AzuredevopsMicrosoft FlowPower BI

Automation and Analytics

They say the devil is in the details and as I come from the DevOps side of the house, it would only be natural that I’d be attracted to how Microsoft Flow works with Power BI.  For those that aren’t familiar with Microsoft Flow, think of it like If This Then That, (IFTTT) from Microsoft.

I used IFTTT to automate a number of tasks at my previous company-  everything from posting to social media automation, notifications on Slack, creating weekly status reports and other tedious tasks that I hated having to do manually.

Microsoft Flow, is a powerful SaaS tool that provides considerable connectors to services and applications, with pre-built templates to automate common tasks.  Power BI is one of those services and apps that has a connector and set of templates to save you time and manual steps.  You can search for what you’re looking for, along with the most common displayed first, then the newest additions in the section afterwards to keep you aware of what’s been added:

If new data is available, no matter the data source, a trigger can create an alert to flow to the dashboard.  A notification can be sent to users that new data is available so they can provide new reports or dashboards.  A cross alert could be created to Microsoft Teams to make the most of productivity letting developers and data scientists know as soon as data or reports are available.

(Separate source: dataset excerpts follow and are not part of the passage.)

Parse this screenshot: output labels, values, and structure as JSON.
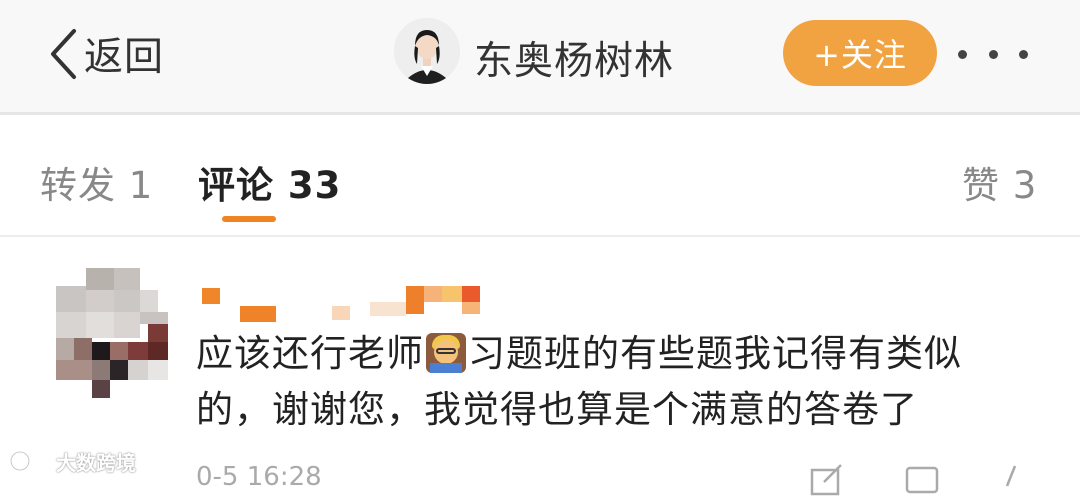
{
  "header": {
    "back_label": "返回",
    "title": "东奥杨树林",
    "follow_label": "+关注"
  },
  "tabs": [
    {
      "label": "转发 1"
    },
    {
      "label": "评论 33"
    },
    {
      "label": "赞 3"
    }
  ],
  "comment": {
    "text_part1": "应该还行老师",
    "text_part2": "习题班的有些题我记得有类似的，谢谢您，我觉得也算是个满意的答卷了",
    "time_partial": "0-5 16:28",
    "emoji": "teacher-emoji"
  },
  "watermark": {
    "label": "大数跨境"
  },
  "colors": {
    "accent": "#f08322",
    "follow_bg": "#f2a341",
    "header_bg": "#f8f8f8"
  }
}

There are numerous logic that can be added, but I started to diagram high level to offer those not familiar with MS Flow or Power BI an idea of what options are available:

If you’re part of a more agile team, a Trello board or a GitHub issue could be created to let people begin to be productive as soon as a data load or refresh is completed, independent of human resources.  I could fill up this diagram with a ton of different flows, but hopefully you get the idea.  Automation removes human intervention, which in turn, removes the opportunity for human error.  Any time you can automate these types of tedious tasks, it leaves valuable resources available to do more demanding, (often interesting) work.

I’ll be building out some advanced workflows with Power BI as a proceed with my training, as it’s something that I believe when you do something more than once, you should always as yourself, is there a reason to do it a third or should it be automated?